Chapter 2: Mathematical Preliminaries
Part I: Untyped Systems
Chapter 3: Untyped Arithmetic Expressions
3.2 Syntax
- Inference rules are employed in "natural deduction style" presentations of logical systems as shorthand for inductive definitions of terms.
- Axioms are inference rules which have no premises.
- Rule schemas are inference rules whose premises and/or conclusions include metavariables.
- Formally, each schema represents the infinite set of concrete rules that can be obtained by replacing each metavariable in consistently by all phrases form the appropriate syntactic category.
3.4 Semantic Styles
- Operational semantics specifies the behavior of a programming language by defining a simple abstract machine for it.
- This machine is "abstract" in the sense that is uses the terms of the language as its machine code, rather than some low-level microprocessor instruction set.
- For simple languages, a state of the machine is just a term, and the machine's behavior is defined by a transition function that, for each state, either gives the next state by performing a step of simplification on the term or declares that the machine has halted.

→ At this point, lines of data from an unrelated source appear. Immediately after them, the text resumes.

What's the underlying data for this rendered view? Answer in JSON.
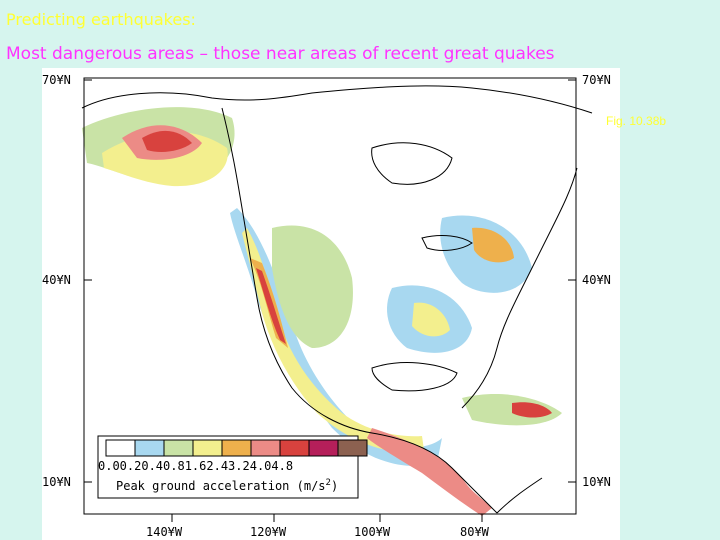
{
  "slide": {
    "title": "Predicting earthquakes:",
    "subtitle": "Most dangerous areas – those near areas of recent great quakes",
    "figure_label": "Fig. 10.38b"
  },
  "map": {
    "lat_labels": [
      "70¥N",
      "40¥N",
      "10¥N"
    ],
    "lon_labels": [
      "140¥W",
      "120¥W",
      "100¥W",
      "80¥W"
    ],
    "legend": {
      "tick_text": "0.00.20.40.81.62.43.24.04.8",
      "title": "Peak ground acceleration (m/s",
      "title_sup": "2",
      "title_end": ")",
      "colors": [
        "#ffffff",
        "#a8d8f0",
        "#c9e3a6",
        "#f3ef8e",
        "#eeb04c",
        "#ec8b86",
        "#d8423e",
        "#b51f5a",
        "#8c6150"
      ]
    },
    "colors": {
      "low": "#a8d8f0",
      "mid": "#c9e3a6",
      "high": "#f3ef8e",
      "orange": "#eeb04c",
      "pink": "#ec8b86",
      "red": "#d8423e"
    }
  }
}
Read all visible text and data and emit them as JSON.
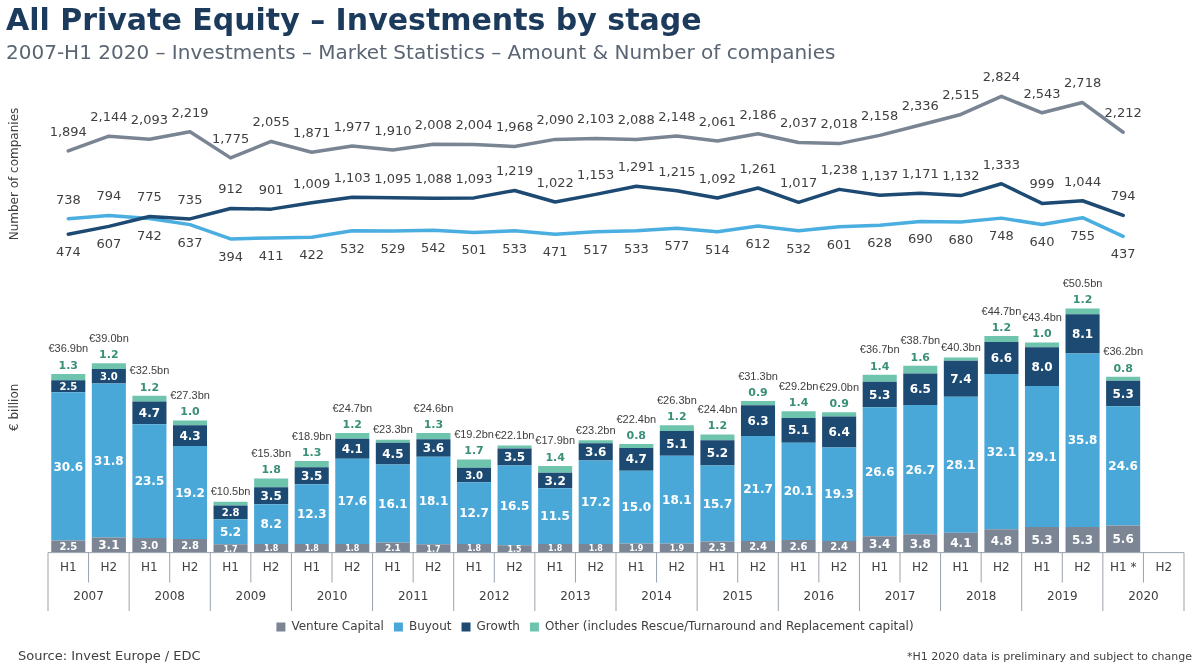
{
  "chart_data": [
    {
      "type": "line",
      "title": "All Private Equity – Investments by stage",
      "subtitle": "2007-H1 2020 – Investments – Market Statistics – Amount & Number of companies",
      "ylabel": "Number of companies",
      "categories": [
        null,
        null,
        null,
        null,
        null,
        null,
        null,
        null,
        null,
        null,
        null,
        null,
        null,
        null,
        null,
        null,
        null,
        null,
        null,
        null,
        null,
        null,
        null,
        null,
        null,
        null,
        null,
        null
      ],
      "tick_labels": false,
      "grid": false,
      "legend": false,
      "marker": "none",
      "line_style": "solid",
      "series": [
        {
          "color": "#7a8594",
          "values": [
            1894,
            2144,
            2093,
            2219,
            1775,
            2055,
            1871,
            1977,
            1910,
            2008,
            2004,
            1968,
            2090,
            2103,
            2088,
            2148,
            2061,
            2186,
            2037,
            2018,
            2158,
            2336,
            2515,
            2824,
            2543,
            2718,
            2212,
            null
          ],
          "value_labels": [
            "1,894",
            "2,144",
            "2,093",
            "2,219",
            "1,775",
            "2,055",
            "1,871",
            "1,977",
            "1,910",
            "2,008",
            "2,004",
            "1,968",
            "2,090",
            "2,103",
            "2,088",
            "2,148",
            "2,061",
            "2,186",
            "2,037",
            "2,018",
            "2,158",
            "2,336",
            "2,515",
            "2,824",
            "2,543",
            "2,718",
            "2,212",
            null
          ]
        },
        {
          "color": "#1d4a72",
          "values": [
            474,
            607,
            775,
            735,
            912,
            901,
            1009,
            1103,
            1095,
            1088,
            1093,
            1219,
            1022,
            1153,
            1291,
            1215,
            1092,
            1261,
            1017,
            1238,
            1137,
            1171,
            1132,
            1333,
            999,
            1044,
            794,
            null
          ],
          "value_labels": [
            "474",
            "607",
            "775",
            "735",
            "912",
            "901",
            "1,009",
            "1,103",
            "1,095",
            "1,088",
            "1,093",
            "1,219",
            "1,022",
            "1,153",
            "1,291",
            "1,215",
            "1,092",
            "1,261",
            "1,017",
            "1,238",
            "1,137",
            "1,171",
            "1,132",
            "1,333",
            "999",
            "1,044",
            "794",
            null
          ]
        },
        {
          "color": "#4aaee0",
          "values": [
            738,
            794,
            742,
            637,
            394,
            411,
            422,
            532,
            529,
            542,
            501,
            533,
            471,
            517,
            533,
            577,
            514,
            612,
            532,
            601,
            628,
            690,
            680,
            748,
            640,
            755,
            437,
            null
          ],
          "value_labels": [
            "738",
            "794",
            "742",
            "637",
            "394",
            "411",
            "422",
            "532",
            "529",
            "542",
            "501",
            "533",
            "471",
            "517",
            "533",
            "577",
            "514",
            "612",
            "532",
            "601",
            "628",
            "690",
            "680",
            "748",
            "640",
            "755",
            "437",
            null
          ]
        }
      ]
    },
    {
      "type": "bar",
      "stacked": true,
      "ylabel": "€ billion",
      "categories": [
        "H1",
        "H2",
        "H1",
        "H2",
        "H1",
        "H2",
        "H1",
        "H2",
        "H1",
        "H2",
        "H1",
        "H2",
        "H1",
        "H2",
        "H1",
        "H2",
        "H1",
        "H2",
        "H1",
        "H2",
        "H1",
        "H2",
        "H1",
        "H2",
        "H1",
        "H2",
        "H1 *",
        "H2"
      ],
      "tick_labels": "x",
      "grid": false,
      "legend": "bottom",
      "series": [
        {
          "name": "Venture Capital",
          "color": "#7b8594",
          "values": [
            2.5,
            3.1,
            3.0,
            2.8,
            1.7,
            1.8,
            1.8,
            1.8,
            2.1,
            1.7,
            1.8,
            1.5,
            1.8,
            1.8,
            1.9,
            1.9,
            2.3,
            2.4,
            2.6,
            2.4,
            3.4,
            3.8,
            4.1,
            4.8,
            5.3,
            5.3,
            5.6,
            null
          ],
          "value_labels": [
            "2.5",
            "3.1",
            "3.0",
            "2.8",
            "1.7",
            "1.8",
            "1.8",
            "1.8",
            "2.1",
            "1.7",
            "1.8",
            "1.5",
            "1.8",
            "1.8",
            "1.9",
            "1.9",
            "2.3",
            "2.4",
            "2.6",
            "2.4",
            "3.4",
            "3.8",
            "4.1",
            "4.8",
            "5.3",
            "5.3",
            "5.6",
            null
          ]
        },
        {
          "name": "Buyout",
          "color": "#4aa8d8",
          "values": [
            30.6,
            31.8,
            23.5,
            19.2,
            5.2,
            8.2,
            12.3,
            17.6,
            16.1,
            18.1,
            12.7,
            16.5,
            11.5,
            17.2,
            15.0,
            18.1,
            15.7,
            21.7,
            20.1,
            19.3,
            26.6,
            26.7,
            28.1,
            32.1,
            29.1,
            35.8,
            24.6,
            null
          ],
          "value_labels": [
            "30.6",
            "31.8",
            "23.5",
            "19.2",
            "5.2",
            "8.2",
            "12.3",
            "17.6",
            "16.1",
            "18.1",
            "12.7",
            "16.5",
            "11.5",
            "17.2",
            "15.0",
            "18.1",
            "15.7",
            "21.7",
            "20.1",
            "19.3",
            "26.6",
            "26.7",
            "28.1",
            "32.1",
            "29.1",
            "35.8",
            "24.6",
            null
          ]
        },
        {
          "name": "Growth",
          "color": "#1d4a72",
          "values": [
            2.5,
            3.0,
            4.7,
            4.3,
            2.8,
            3.5,
            3.5,
            4.1,
            4.5,
            3.6,
            3.0,
            3.5,
            3.2,
            3.6,
            4.7,
            5.1,
            5.2,
            6.3,
            5.1,
            6.4,
            5.3,
            6.5,
            7.4,
            6.6,
            8.0,
            8.1,
            5.3,
            null
          ],
          "value_labels": [
            "2.5",
            "3.0",
            "4.7",
            "4.3",
            "2.8",
            "3.5",
            "3.5",
            "4.1",
            "4.5",
            "3.6",
            "3.0",
            "3.5",
            "3.2",
            "3.6",
            "4.7",
            "5.1",
            "5.2",
            "6.3",
            "5.1",
            "6.4",
            "5.3",
            "6.5",
            "7.4",
            "6.6",
            "8.0",
            "8.1",
            "5.3",
            null
          ]
        },
        {
          "name": "Other (includes Rescue/Turnaround and Replacement capital)",
          "color": "#6fc4ae",
          "values": [
            1.3,
            1.2,
            1.2,
            1.0,
            0.8,
            1.8,
            1.3,
            1.2,
            0.6,
            1.3,
            1.7,
            0.6,
            1.4,
            0.6,
            0.8,
            1.2,
            1.2,
            0.9,
            1.4,
            0.9,
            1.4,
            1.6,
            0.7,
            1.2,
            1.0,
            1.2,
            0.8,
            null
          ],
          "value_labels": [
            "1.3",
            "1.2",
            "1.2",
            "1.0",
            null,
            "1.8",
            "1.3",
            "1.2",
            null,
            "1.3",
            "1.7",
            null,
            "1.4",
            null,
            "0.8",
            "1.2",
            "1.2",
            "0.9",
            "1.4",
            "0.9",
            "1.4",
            "1.6",
            null,
            "1.2",
            "1.0",
            "1.2",
            "0.8",
            null
          ]
        }
      ],
      "totals": [
        "€36.9bn",
        "€39.0bn",
        "€32.5bn",
        "€27.3bn",
        "€10.5bn",
        "€15.3bn",
        "€18.9bn",
        "€24.7bn",
        "€23.3bn",
        "€24.6bn",
        "€19.2bn",
        "€22.1bn",
        "€17.9bn",
        "€23.2bn",
        "€22.4bn",
        "€26.3bn",
        "€24.4bn",
        "€31.3bn",
        "€29.2bn",
        "€29.0bn",
        "€36.7bn",
        "€38.7bn",
        "€40.3bn",
        "€44.7bn",
        "€43.4bn",
        "€50.5bn",
        "€36.2bn",
        null
      ],
      "annotations": [
        "2007",
        "2008",
        "2009",
        "2010",
        "2011",
        "2012",
        "2013",
        "2014",
        "2015",
        "2016",
        "2017",
        "2018",
        "2019",
        "2020",
        "Source: Invest Europe / EDC",
        "*H1 2020 data is preliminary and subject to change"
      ]
    }
  ]
}
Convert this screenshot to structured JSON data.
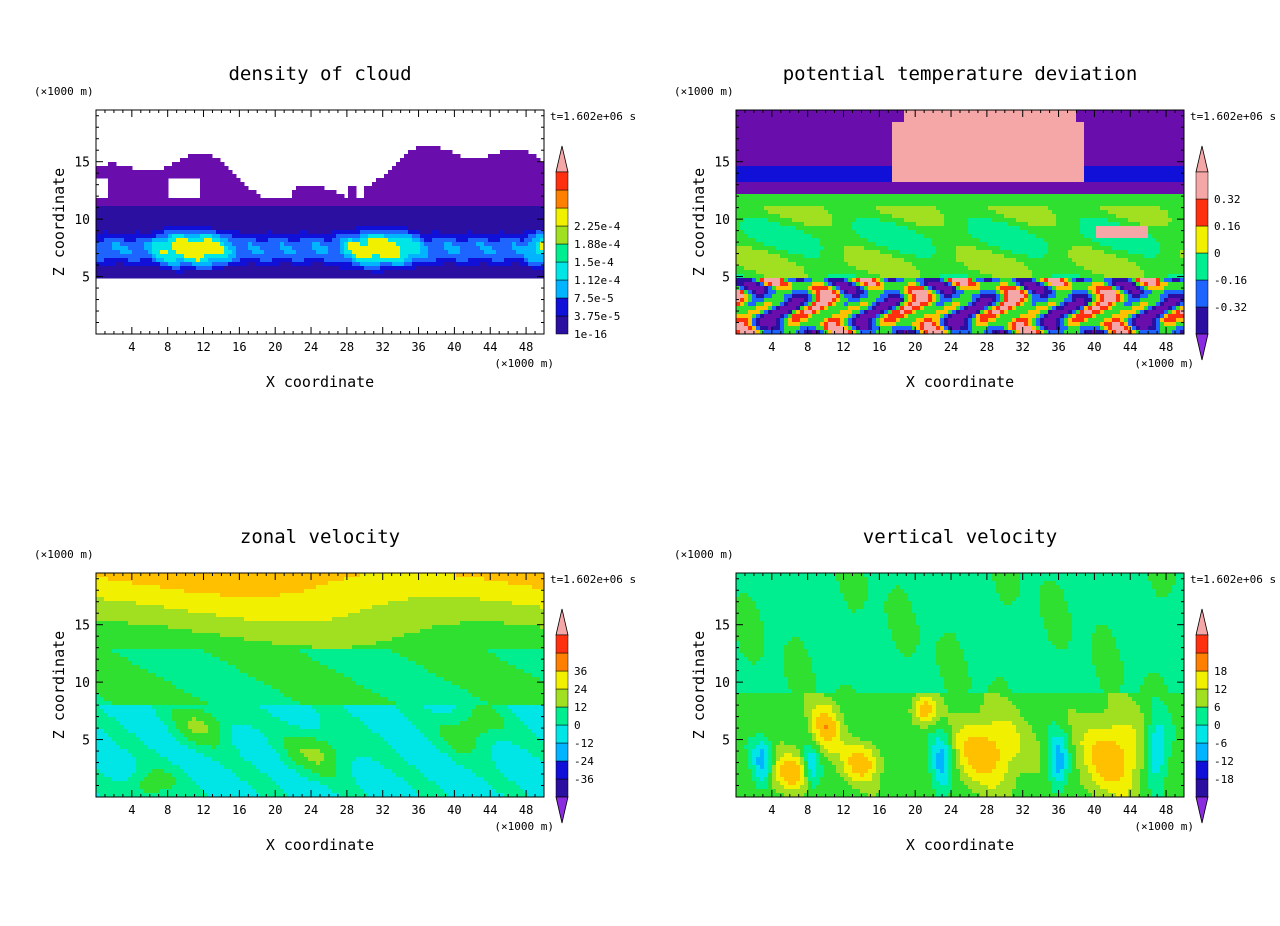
{
  "chart_data": [
    {
      "type": "heatmap",
      "title": "density of cloud",
      "xlabel": "X coordinate",
      "ylabel": "Z coordinate",
      "x_unit": "(×1000 m)",
      "y_unit": "(×1000 m)",
      "time": "t=1.602e+06 s",
      "x_ticks": [
        "4",
        "8",
        "12",
        "16",
        "20",
        "24",
        "28",
        "32",
        "36",
        "40",
        "44",
        "48"
      ],
      "y_ticks": [
        "5",
        "10",
        "15"
      ],
      "xlim": [
        0,
        50
      ],
      "ylim": [
        0,
        19.5
      ],
      "colorbar": [
        "1e-16",
        "3.75e-5",
        "7.5e-5",
        "1.12e-4",
        "1.5e-4",
        "1.88e-4",
        "2.25e-4"
      ],
      "colorbar_has_lower_arrow": false,
      "field": "cloud"
    },
    {
      "type": "heatmap",
      "title": "potential temperature deviation",
      "xlabel": "X coordinate",
      "ylabel": "Z coordinate",
      "x_unit": "(×1000 m)",
      "y_unit": "(×1000 m)",
      "time": "t=1.602e+06 s",
      "x_ticks": [
        "4",
        "8",
        "12",
        "16",
        "20",
        "24",
        "28",
        "32",
        "36",
        "40",
        "44",
        "48"
      ],
      "y_ticks": [
        "5",
        "10",
        "15"
      ],
      "xlim": [
        0,
        50
      ],
      "ylim": [
        0,
        19.5
      ],
      "colorbar": [
        "-0.32",
        "-0.16",
        "0",
        "0.16",
        "0.32"
      ],
      "colorbar_has_lower_arrow": true,
      "field": "theta"
    },
    {
      "type": "heatmap",
      "title": "zonal velocity",
      "xlabel": "X coordinate",
      "ylabel": "Z coordinate",
      "x_unit": "(×1000 m)",
      "y_unit": "(×1000 m)",
      "time": "t=1.602e+06 s",
      "x_ticks": [
        "4",
        "8",
        "12",
        "16",
        "20",
        "24",
        "28",
        "32",
        "36",
        "40",
        "44",
        "48"
      ],
      "y_ticks": [
        "5",
        "10",
        "15"
      ],
      "xlim": [
        0,
        50
      ],
      "ylim": [
        0,
        19.5
      ],
      "colorbar": [
        "-36",
        "-24",
        "-12",
        "0",
        "12",
        "24",
        "36"
      ],
      "colorbar_has_lower_arrow": true,
      "field": "u"
    },
    {
      "type": "heatmap",
      "title": "vertical velocity",
      "xlabel": "X coordinate",
      "ylabel": "Z coordinate",
      "x_unit": "(×1000 m)",
      "y_unit": "(×1000 m)",
      "time": "t=1.602e+06 s",
      "x_ticks": [
        "4",
        "8",
        "12",
        "16",
        "20",
        "24",
        "28",
        "32",
        "36",
        "40",
        "44",
        "48"
      ],
      "y_ticks": [
        "5",
        "10",
        "15"
      ],
      "xlim": [
        0,
        50
      ],
      "ylim": [
        0,
        19.5
      ],
      "colorbar": [
        "-18",
        "-12",
        "-6",
        "0",
        "6",
        "12",
        "18"
      ],
      "colorbar_has_lower_arrow": true,
      "field": "w"
    }
  ],
  "palette": [
    "#6a0dad",
    "#2a0fa0",
    "#1010d8",
    "#1e64ff",
    "#00b4ff",
    "#00e6e6",
    "#00ee90",
    "#30e030",
    "#a0e020",
    "#f0f000",
    "#ffc000",
    "#ff8000",
    "#ff3010",
    "#d01010",
    "#f5a6a6"
  ]
}
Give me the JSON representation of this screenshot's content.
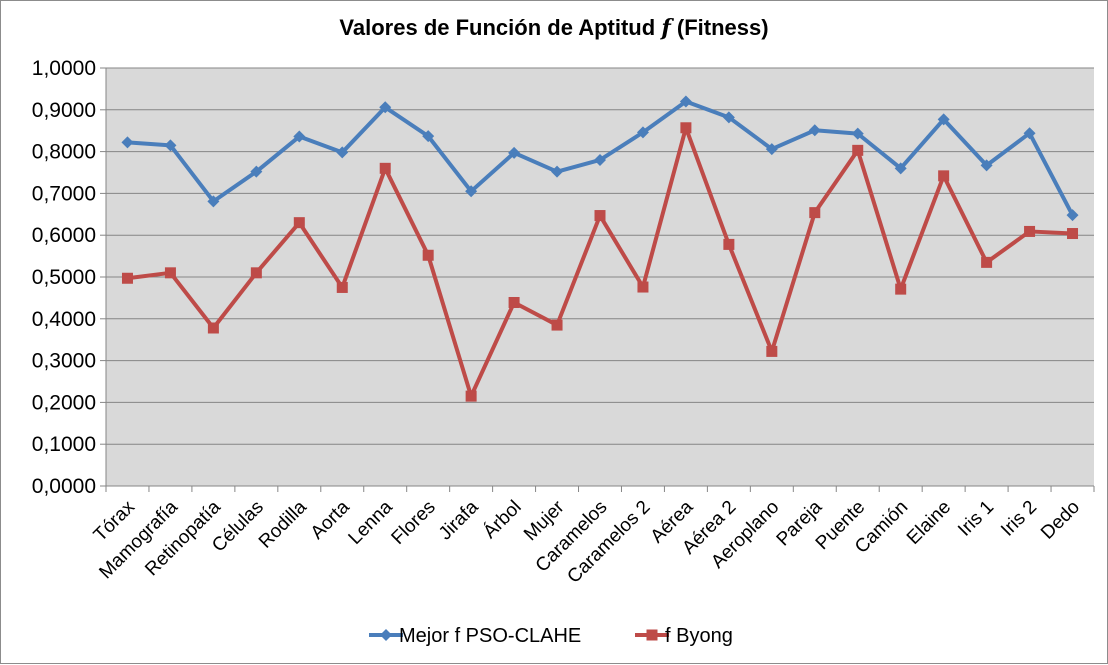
{
  "chart_data": {
    "type": "line",
    "title_main": "Valores de Función de Aptitud ",
    "title_italic": "f",
    "title_tail": " (Fitness)",
    "categories": [
      "Tórax",
      "Mamografía",
      "Retinopatía",
      "Células",
      "Rodilla",
      "Aorta",
      "Lenna",
      "Flores",
      "Jirafa",
      "Árbol",
      "Mujer",
      "Caramelos",
      "Caramelos 2",
      "Aérea",
      "Aérea 2",
      "Aeroplano",
      "Pareja",
      "Puente",
      "Camión",
      "Elaine",
      "Iris 1",
      "Iris 2",
      "Dedo"
    ],
    "y_ticks": [
      "0,0000",
      "0,1000",
      "0,2000",
      "0,3000",
      "0,4000",
      "0,5000",
      "0,6000",
      "0,7000",
      "0,8000",
      "0,9000",
      "1,0000"
    ],
    "ylim": [
      0,
      1
    ],
    "grid": true,
    "legend_position": "bottom",
    "series": [
      {
        "name": "Mejor f PSO-CLAHE",
        "color": "#4a7ebb",
        "marker": "diamond",
        "values": [
          0.822,
          0.815,
          0.681,
          0.752,
          0.836,
          0.798,
          0.906,
          0.837,
          0.705,
          0.797,
          0.752,
          0.78,
          0.846,
          0.92,
          0.882,
          0.806,
          0.851,
          0.843,
          0.76,
          0.877,
          0.767,
          0.844,
          0.648
        ]
      },
      {
        "name": "f Byong",
        "color": "#be4b48",
        "marker": "square",
        "values": [
          0.497,
          0.51,
          0.378,
          0.51,
          0.63,
          0.475,
          0.76,
          0.552,
          0.215,
          0.439,
          0.385,
          0.647,
          0.476,
          0.857,
          0.578,
          0.322,
          0.654,
          0.803,
          0.471,
          0.742,
          0.535,
          0.609,
          0.604
        ]
      }
    ]
  }
}
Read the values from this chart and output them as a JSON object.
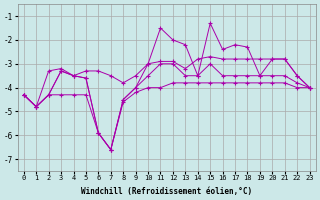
{
  "xlabel": "Windchill (Refroidissement éolien,°C)",
  "x": [
    0,
    1,
    2,
    3,
    4,
    5,
    6,
    7,
    8,
    9,
    10,
    11,
    12,
    13,
    14,
    15,
    16,
    17,
    18,
    19,
    20,
    21,
    22,
    23
  ],
  "line_spiky": [
    -4.3,
    -4.8,
    -4.3,
    -3.3,
    -3.5,
    -3.6,
    -5.9,
    -6.6,
    -4.5,
    -4.0,
    -3.0,
    -1.5,
    -2.0,
    -2.2,
    -3.5,
    -1.3,
    -2.4,
    -2.2,
    -2.3,
    -3.5,
    -2.8,
    -2.8,
    -3.5,
    -4.0
  ],
  "line_upper": [
    -4.3,
    -4.8,
    -3.3,
    -3.2,
    -3.5,
    -3.3,
    -3.3,
    -3.5,
    -3.8,
    -3.5,
    -3.0,
    -2.9,
    -2.9,
    -3.2,
    -2.8,
    -2.7,
    -2.8,
    -2.8,
    -2.8,
    -2.8,
    -2.8,
    -2.8,
    -3.5,
    -4.0
  ],
  "line_mid": [
    -4.3,
    -4.8,
    -4.3,
    -3.3,
    -3.5,
    -3.6,
    -5.9,
    -6.6,
    -4.5,
    -4.0,
    -3.5,
    -3.0,
    -3.0,
    -3.5,
    -3.5,
    -3.0,
    -3.5,
    -3.5,
    -3.5,
    -3.5,
    -3.5,
    -3.5,
    -3.8,
    -4.0
  ],
  "line_lower": [
    -4.3,
    -4.8,
    -4.3,
    -4.3,
    -4.3,
    -4.3,
    -5.9,
    -6.6,
    -4.6,
    -4.2,
    -4.0,
    -4.0,
    -3.8,
    -3.8,
    -3.8,
    -3.8,
    -3.8,
    -3.8,
    -3.8,
    -3.8,
    -3.8,
    -3.8,
    -4.0,
    -4.0
  ],
  "line_color": "#aa00aa",
  "bg_color": "#cce8e8",
  "grid_color": "#aaaaaa",
  "ylim": [
    -7.5,
    -0.5
  ],
  "xlim": [
    -0.5,
    23.5
  ],
  "yticks": [
    -7,
    -6,
    -5,
    -4,
    -3,
    -2,
    -1
  ],
  "xticks": [
    0,
    1,
    2,
    3,
    4,
    5,
    6,
    7,
    8,
    9,
    10,
    11,
    12,
    13,
    14,
    15,
    16,
    17,
    18,
    19,
    20,
    21,
    22,
    23
  ]
}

- The meaning of a term t can be taken to be the final state that the machine reaches when started with t as its initial state.
- Strictly speaking, what is described here is the so-called small-step style of operational semantics, sometimes called structural operational semantics.
- In denotational semantics, the meaning of a term is taken to be some mathematical object, such as a number or a function.
- Giving denotational semantics for a language consists of finding a collection of semantic domains and then defining an interpretation function mapping terms into elements of these domains.
- Instead of first defining the behaviors of programs and then deriving laws from this definition, axiomatic semantics takes the laws themselves as the definition of the language.
3.5 Evaluation
- In small-step operational semantics, there are two types of rules:
- Congruence rules find the place in the program where a reduction happens.
- Computation rules actually perform the reduction.
- An instance of an inference rule is obtained by consistently replacing each metavariable by the same term in the rule's conclusion and all its premises (if any).
- A rule is satisfied by a relation if, for each instance of the rule, either the conclusion is in the relation or one of the premises is not.
- The one-step evaluation relation → is the smallest binary relation on terms satisfying the evaluation rules.
- Then the pair (t, t′) is in the evaluation relation, we say that the evaluation statement (or judgement) t → t′ is derivable.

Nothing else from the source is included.